Wednesday, July 25, 2012

Socio-Religious Reform Movements of 19th Century in India

Socio-religious reform movements of 19th century fall into two broad categories - Reformist and Revivalist movements. The only difference between the movements lay in the degree to which it relied on tradition or on reason and conscience.

Socio-Religious Reform Movements of 19th Century in IndiaOn the basis of their activities many a time the reform movements are also termed as reactionary, revolutionary, conservative, radical etc. The intensity and magnitude of the movement also led to its being branded as communal, liberal etc. Most of the movements emphasized on both religious and social reforms since most of the social practices in India were based on religious injunctions and sanctions. Movements like the Brahmo Samaj, The Prarthana Samaj and the Aligarh Movement fall under reformist movement category whereas, Arya Samaj, the Ramakhrishna Mission and the Deoband movement falls under Revivalist movements category. Indian reformers well understood the close interrelation betweent eh different aspects of human activities.


Causes for Socio-Religious Reform Movements

The analysis of the background and existing facts relating to socio-religious reform movement of 19th century in India suggest the following to be the main causes for the movements:

  • Political Unification, legal unification under British administrative system resulted into creation of new middle class e.g. Zamindars, money-lenders, merchants etc. who were earliest to be exposed to modern enlightened ideas.

  • Emergence of enlightened middle class that benefited most from the western education produced early leaders of the socio-religious reform movement. Since middle class were widely part of the urban area the earliest manifestation of these movements were found in urban areas.

  • Role of modern western education - Introduction of western education resulted in growth of intelligentsia and acted as fuel for liberalism, rationalism etc.
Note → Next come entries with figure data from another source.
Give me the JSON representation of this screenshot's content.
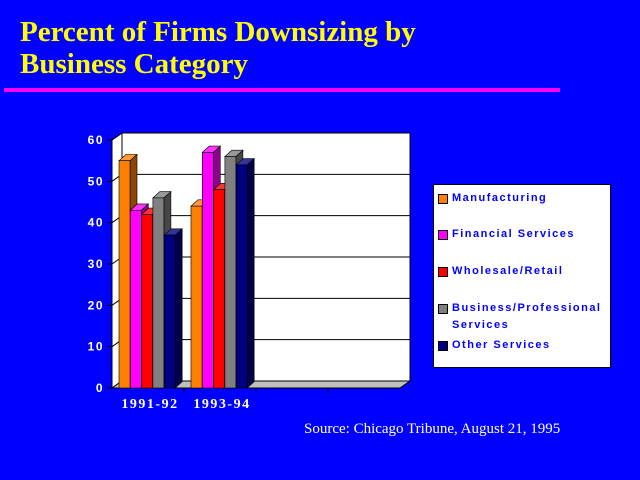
{
  "slide": {
    "title_line1": "Percent of Firms Downsizing by",
    "title_line2": "Business Category",
    "source": "Source: Chicago Tribune, August 21, 1995"
  },
  "colors": {
    "background": "#0000ff",
    "title": "#ffff00",
    "rule": "#ff00ff"
  },
  "chart_data": {
    "type": "bar",
    "categories": [
      "1991-92",
      "1993-94"
    ],
    "ylim": [
      0,
      60
    ],
    "yticks": [
      "0",
      "10",
      "20",
      "30",
      "40",
      "50",
      "60"
    ],
    "grid": true,
    "legend_position": "right",
    "series": [
      {
        "name": "Manufacturing",
        "color": "#ff8000",
        "values": [
          55,
          44
        ]
      },
      {
        "name": "Financial Services",
        "color": "#ff00ff",
        "values": [
          43,
          57
        ]
      },
      {
        "name": "Wholesale/Retail",
        "color": "#ff0000",
        "values": [
          42,
          48
        ]
      },
      {
        "name": "Business/Professional Services",
        "color": "#808080",
        "values": [
          46,
          56
        ]
      },
      {
        "name": "Other Services",
        "color": "#000080",
        "values": [
          37,
          54
        ]
      }
    ]
  }
}
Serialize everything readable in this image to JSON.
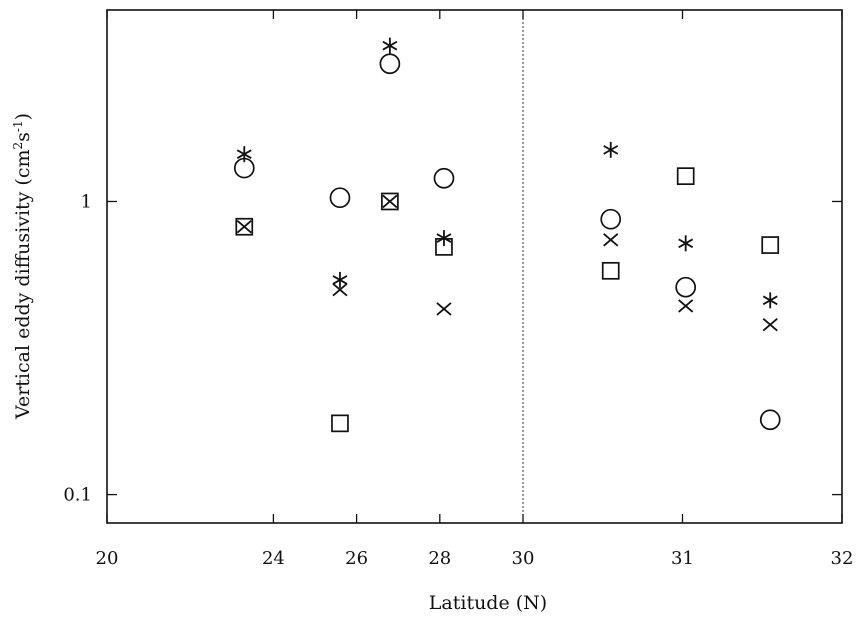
{
  "chart_data": {
    "type": "scatter",
    "title": "",
    "xlabel": "Latitude (N)",
    "ylabel_main": "Vertical eddy diffusivity (cm",
    "ylabel_sup1": "2",
    "ylabel_mid": "s",
    "ylabel_sup2": "-1",
    "ylabel_end": ")",
    "y_scale": "log",
    "ylim": [
      0.08,
      4.5
    ],
    "grid": false,
    "legend": "none",
    "x_axis_note": "broken scale: left panel 20–30 linear, right panel 30–32 linear",
    "left_panel": {
      "xlim": [
        20,
        30
      ],
      "tick_labels": [
        "20",
        "24",
        "26",
        "28",
        "30"
      ],
      "tick_values": [
        20,
        24,
        26,
        28,
        30
      ]
    },
    "right_panel": {
      "xlim": [
        30,
        32
      ],
      "tick_labels": [
        "31",
        "32"
      ],
      "tick_values": [
        31,
        32
      ]
    },
    "y_tick_labels": [
      "0.1",
      "1"
    ],
    "y_tick_values": [
      0.1,
      1
    ],
    "series": [
      {
        "marker": "star",
        "points": [
          {
            "x": 23.3,
            "y": 1.45
          },
          {
            "x": 25.6,
            "y": 0.54
          },
          {
            "x": 26.8,
            "y": 3.4
          },
          {
            "x": 28.1,
            "y": 0.75
          },
          {
            "x": 30.55,
            "y": 1.5
          },
          {
            "x": 31.02,
            "y": 0.72
          },
          {
            "x": 31.55,
            "y": 0.46
          }
        ]
      },
      {
        "marker": "circle",
        "points": [
          {
            "x": 23.3,
            "y": 1.3
          },
          {
            "x": 25.6,
            "y": 1.03
          },
          {
            "x": 26.8,
            "y": 2.95
          },
          {
            "x": 28.1,
            "y": 1.2
          },
          {
            "x": 30.55,
            "y": 0.87
          },
          {
            "x": 31.02,
            "y": 0.51
          },
          {
            "x": 31.55,
            "y": 0.18
          }
        ]
      },
      {
        "marker": "square",
        "points": [
          {
            "x": 23.3,
            "y": 0.82
          },
          {
            "x": 25.6,
            "y": 0.175
          },
          {
            "x": 26.8,
            "y": 1.0
          },
          {
            "x": 28.1,
            "y": 0.7
          },
          {
            "x": 30.55,
            "y": 0.58
          },
          {
            "x": 31.02,
            "y": 1.22
          },
          {
            "x": 31.55,
            "y": 0.71
          }
        ]
      },
      {
        "marker": "x",
        "points": [
          {
            "x": 23.3,
            "y": 0.82
          },
          {
            "x": 25.6,
            "y": 0.5
          },
          {
            "x": 26.8,
            "y": 1.0
          },
          {
            "x": 28.1,
            "y": 0.43
          },
          {
            "x": 30.55,
            "y": 0.74
          },
          {
            "x": 31.02,
            "y": 0.44
          },
          {
            "x": 31.55,
            "y": 0.38
          }
        ]
      }
    ]
  }
}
  • Growth of press and its role - Press acted as a medium of communication and was used as instrument for building opinion e.g. from Raja Ram Mohan Roy to Gandhi all used press to build opinion. Ram Mohan Roy brought out journals in Bengali, Persian and Hindi to spread scientific temperament among the people. In Maharashtra, a similar role was played by Gopoal Hari Deshmukh, popularly known as Lokhitavadi. Hundreds of Indian language newspapers and journals made their appearance during the 19th century. They were started  not as profit-making business enterprises, but as labor of love and social commitment with a view to disseminate nationalist and reformist ideas among the people.


There is hardly a major modern Indian political or social figure that did not edit or write for the popular Indian language press. The Amrit bazar patrika, Som Prakash, and Sanjivani in Bengali; Rast Gofter and Gujarat Samachar in Tamil; Andhra Prakasika, Andhra Patrika in Telugu; Matrubhoomi in Malayalam; the Hindi Pradeep, Elindustani, Aj and Pratap in Hindi; Azad, Akbar-i-Am and Koh-i-Noor in Urdu; and Utkal Dipika in Oriya, were some of the major newspapers of the time.

Role of the Indological research by scholars like Sir William Jones, Max Muller, James Princep, R.G. Bhandarkar supplied Indians with sufficient information related to formidable cultural achievements of India. This led to cultural revival of India.